Entrei então no adro e dei a volta ao adro. Entretanto a Tia deixou de ver os seus dois sobrinhos e foi a casa, a cerca de cem metros. Como o Zé tinha ido para casa, rapidamente o encontraram, mas de mim é que ninguém sabia.
Dado como perdido, foram então outra vez à funtoz, agora já vinha a minha tia uma das minhas irmãs, penso que a Elisa, com o pequeno Zé ao colo. Entretanto vinha eu a subir o adro quando os vi a todos. Como tinha perdido o Zé eu estava a chorar e foi a chorar que me viram quando me encontraram! E o que ficou para a história foi que o António, o Toninho ou o Tóino, se perdeu no adro da igreja e que foi o Zé, com dois anos que foi a saber dele e que o encontrou.

Quando era novito ainda tentei repor a verdade, mas nunca consegui!
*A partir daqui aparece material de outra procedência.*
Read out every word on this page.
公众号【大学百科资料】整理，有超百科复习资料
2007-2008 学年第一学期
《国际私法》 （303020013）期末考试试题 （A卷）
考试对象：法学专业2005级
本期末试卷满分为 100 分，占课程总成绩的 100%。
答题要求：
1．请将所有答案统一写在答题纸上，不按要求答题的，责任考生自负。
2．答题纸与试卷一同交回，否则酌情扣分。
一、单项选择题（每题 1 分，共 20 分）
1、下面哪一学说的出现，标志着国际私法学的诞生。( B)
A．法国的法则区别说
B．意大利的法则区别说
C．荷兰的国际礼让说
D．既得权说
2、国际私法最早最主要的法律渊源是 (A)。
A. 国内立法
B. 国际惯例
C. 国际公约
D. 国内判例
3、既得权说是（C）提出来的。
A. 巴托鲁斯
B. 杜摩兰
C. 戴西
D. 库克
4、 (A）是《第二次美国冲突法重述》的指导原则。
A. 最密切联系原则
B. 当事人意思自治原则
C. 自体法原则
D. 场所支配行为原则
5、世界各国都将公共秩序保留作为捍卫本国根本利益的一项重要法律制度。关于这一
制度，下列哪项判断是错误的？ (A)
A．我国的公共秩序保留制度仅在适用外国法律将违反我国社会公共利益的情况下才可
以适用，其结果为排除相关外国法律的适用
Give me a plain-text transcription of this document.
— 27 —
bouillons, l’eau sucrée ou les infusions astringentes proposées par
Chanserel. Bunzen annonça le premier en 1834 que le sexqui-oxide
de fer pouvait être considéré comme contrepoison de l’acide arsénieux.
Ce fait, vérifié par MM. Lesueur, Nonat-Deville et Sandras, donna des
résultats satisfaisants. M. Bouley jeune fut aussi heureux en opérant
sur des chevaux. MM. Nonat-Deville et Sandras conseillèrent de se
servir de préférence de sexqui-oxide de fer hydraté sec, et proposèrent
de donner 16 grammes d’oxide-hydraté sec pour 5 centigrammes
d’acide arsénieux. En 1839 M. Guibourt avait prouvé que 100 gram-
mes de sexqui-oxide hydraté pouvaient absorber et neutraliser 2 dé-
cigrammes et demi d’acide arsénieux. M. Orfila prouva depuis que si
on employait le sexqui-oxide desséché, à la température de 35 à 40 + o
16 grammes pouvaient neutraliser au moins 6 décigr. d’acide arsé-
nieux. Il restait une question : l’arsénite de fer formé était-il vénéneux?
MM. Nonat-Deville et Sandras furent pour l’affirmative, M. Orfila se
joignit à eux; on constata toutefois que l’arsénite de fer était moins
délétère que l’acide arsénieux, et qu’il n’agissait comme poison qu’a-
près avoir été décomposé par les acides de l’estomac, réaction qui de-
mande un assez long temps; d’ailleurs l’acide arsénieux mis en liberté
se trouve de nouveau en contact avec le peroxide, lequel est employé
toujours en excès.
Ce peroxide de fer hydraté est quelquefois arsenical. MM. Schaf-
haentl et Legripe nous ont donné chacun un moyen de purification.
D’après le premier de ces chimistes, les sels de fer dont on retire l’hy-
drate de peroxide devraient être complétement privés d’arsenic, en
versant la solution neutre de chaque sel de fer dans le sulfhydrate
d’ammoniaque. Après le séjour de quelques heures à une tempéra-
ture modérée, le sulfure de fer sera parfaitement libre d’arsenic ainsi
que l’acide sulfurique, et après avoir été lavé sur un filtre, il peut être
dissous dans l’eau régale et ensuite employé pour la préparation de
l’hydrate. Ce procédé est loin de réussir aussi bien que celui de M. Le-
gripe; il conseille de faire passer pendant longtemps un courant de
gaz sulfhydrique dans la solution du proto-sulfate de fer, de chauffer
Quando comecei a ter juízo das coisas achei que a versão da verdade dos outros era bem mais interessante do que a minha e desisti da minha versão.
Porém como a verdade é só uma, aqui fica a verdade verdadeira de eu me ter perdido no adro da igreja. Será que estarei, em termos psíquicos, a caminhar para a meninice?